James Dunn

Personal information
- Born: November 12, 2000 (age 25) Wallacetown, Ontario, Canada
- Years active: 2018–present

Sport
- Country: Canada
- Sport: Ice sledge hockey
- Position: Forward

Medal record
Para ice hockey
Representing Canada
Paralympic Games
| Silver medal – second place | 2018 Pyeongchang | Team competition |
| Silver medal – second place | 2022 Beijing | Team competition |
| Silver medal – second place | 2026 Milano Cortina | Team competition |
World Championships
| Gold medal – first place | 2024 Calgary | Team competition |
| Silver medal – second place | 2019 Ostrava | Team competition |
| Silver medal – second place | 2021 Ostrava | Team competition |
| Silver medal – second place | 2023 Moose Jaw | Team competition |
| Silver medal – second place | 2025 Buffalo | Team competition |

= James Dunn (sledge hockey) =

Canadian ice sledge hockey player

James Dunn (born November 12, 2000) is a Canadian sledge hockey player.

==Early life==
Dunn was born on November 12, 2000, in Wallacetown, Ontario, Canada to parents Jeremy and Coralee Dunn. On December 2, 2011, at the age of 11, he had had a biopsy taken on his right femur bone and was diagnosed with osteosarcoma. He immediately underwent chemotherapy treatments and had his leg amputated in a surgical procedure that lasted almost 16 hours. While recovering in the hospital, Dunn was encouraged by Tyler McGregor to try out sledge hockey.

==Career==
On February 11, 2018, at the age of 17, Dunn became the youngest member named to Canada's national para ice hockey team to compete at the 2018 Winter Paralympics.

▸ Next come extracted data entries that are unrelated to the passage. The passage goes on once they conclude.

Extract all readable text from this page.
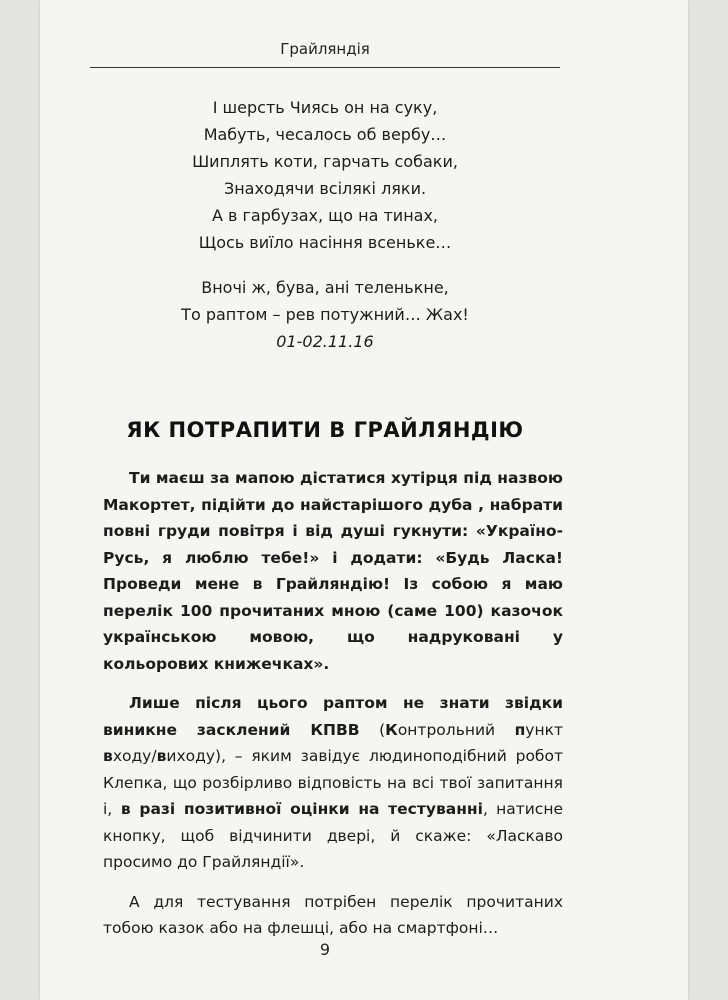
Грайляндія
І шерсть Чиясь он на суку,
Мабуть, чесалось об вербу…
Шиплять коти, гарчать собаки,
Знаходячи всілякі ляки.
А в гарбузах, що на тинах,
Щось виїло насіння всеньке…
Вночі ж, бува, ані теленькне,
То раптом – рев потужний… Жах!
01-02.11.16
ЯК ПОТРАПИТИ В ГРАЙЛЯНДІЮ

Ти маєш за мапою дістатися хутірця під назвою Макортет, підійти до найстарішого дуба , набрати повні груди повітря і від душі гукнути: «Україно-Русь, я люблю тебе!» і додати: «Будь Ласка! Проведи мене в Грайляндію! Із собою я маю перелік 100 прочитаних мною (саме 100) казочок українською мовою, що надруковані у кольорових книжечках».

Лише після цього раптом не знати звідки виникне засклений КПВВ (Контрольний пункт входу/виходу), – яким завідує людиноподібний робот Клепка, що розбірливо відповість на всі твої запитання і, в разі позитивної оцінки на тестуванні, натисне кнопку, щоб відчинити двері, й скаже: «Ласкаво просимо до Грайляндії».

А для тестування потрібен перелік прочитаних тобою казок або на флешці, або на смартфоні…

9
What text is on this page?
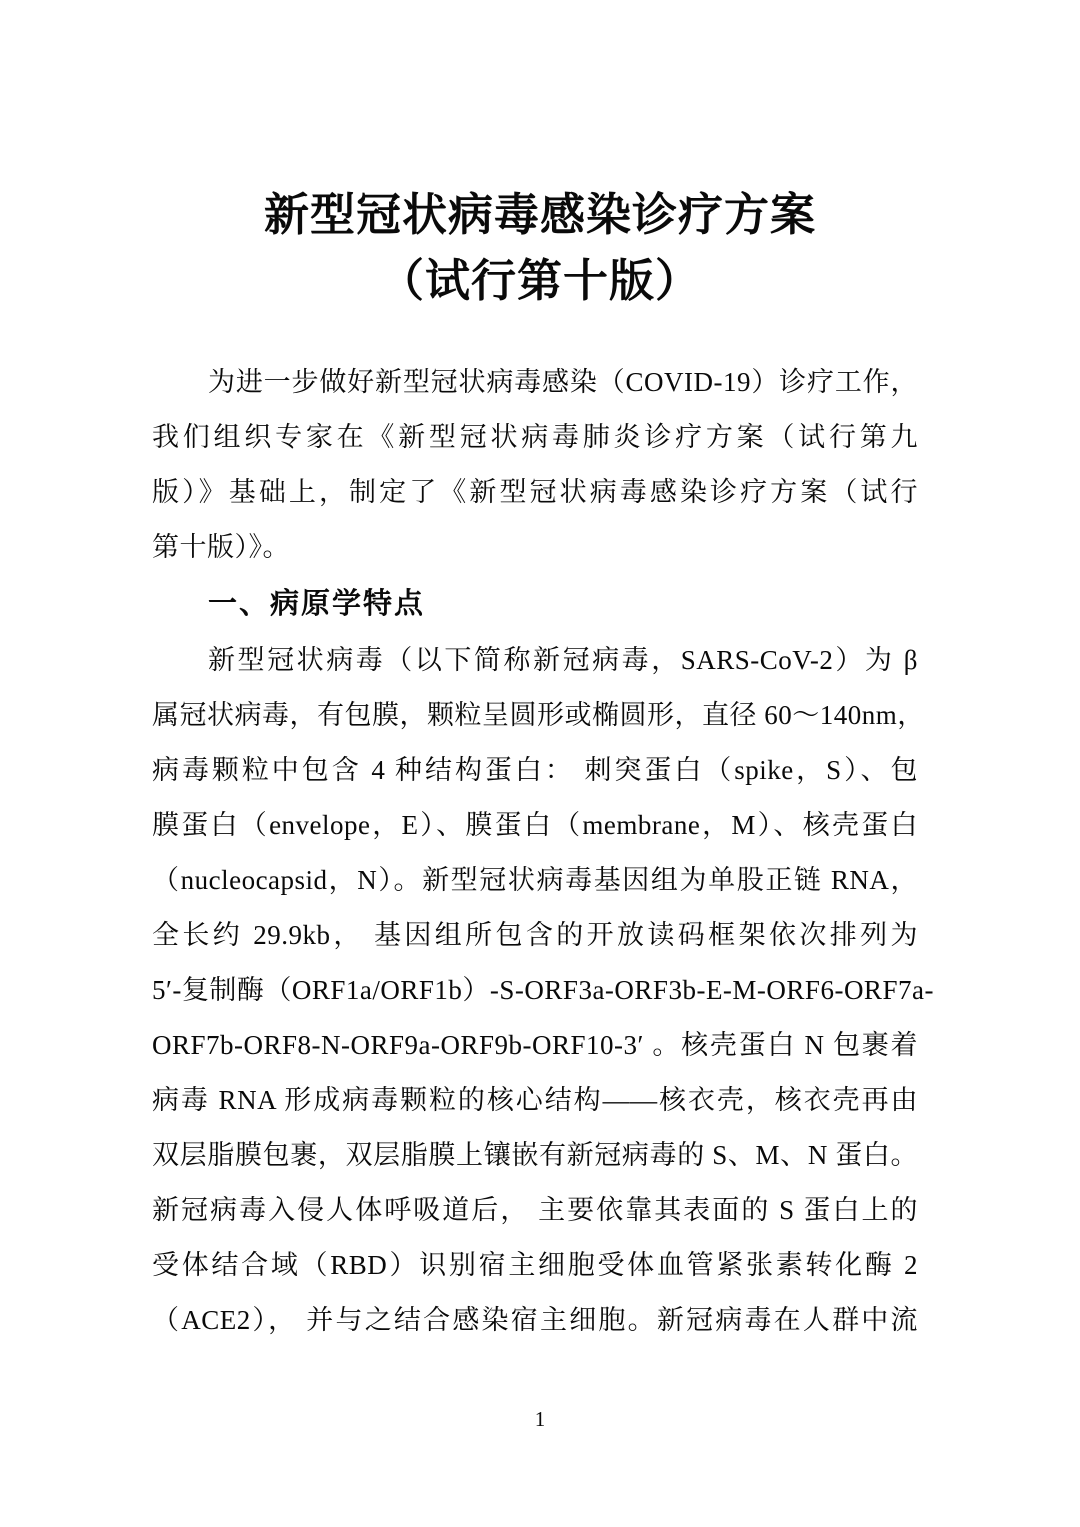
新型冠状病毒感染诊疗方案
（试行第十版）

为进一步做好新型冠状病毒感染（COVID-19）诊疗工作，

我们组织专家在《新型冠状病毒肺炎诊疗方案（试行第九

版）》基础上，制定了《新型冠状病毒感染诊疗方案（试行

第十版）》。

一、病原学特点

新型冠状病毒（以下简称新冠病毒，SARS-CoV-2）为 β

属冠状病毒，有包膜，颗粒呈圆形或椭圆形，直径 60～140nm，

病毒颗粒中包含 4 种结构蛋白： 刺突蛋白（spike，S）、包

膜蛋白（envelope，E）、膜蛋白（membrane，M）、核壳蛋白

（nucleocapsid，N）。新型冠状病毒基因组为单股正链 RNA，

全长约 29.9kb， 基因组所包含的开放读码框架依次排列为

5′-复制酶（ORF1a/ORF1b）-S-ORF3a-ORF3b-E-M-ORF6-ORF7a-

ORF7b-ORF8-N-ORF9a-ORF9b-ORF10-3′ 。核壳蛋白 N 包裹着

病毒 RNA 形成病毒颗粒的核心结构——核衣壳，核衣壳再由

双层脂膜包裹，双层脂膜上镶嵌有新冠病毒的 S、M、N 蛋白。

新冠病毒入侵人体呼吸道后， 主要依靠其表面的 S 蛋白上的

受体结合域（RBD）识别宿主细胞受体血管紧张素转化酶 2

（ACE2）， 并与之结合感染宿主细胞。新冠病毒在人群中流

1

With his assistance, Team Canada won a silver medal in an overtime loss to the United States.

He again represented Canada at the 2022 Winter Paralympics and won a silver medal in Para ice hockey. He competed at the 2026 Winter Paralympics and won a silver medal, Canada's third consecutive silver medal in Para ice hockey at the Winter Paralympics.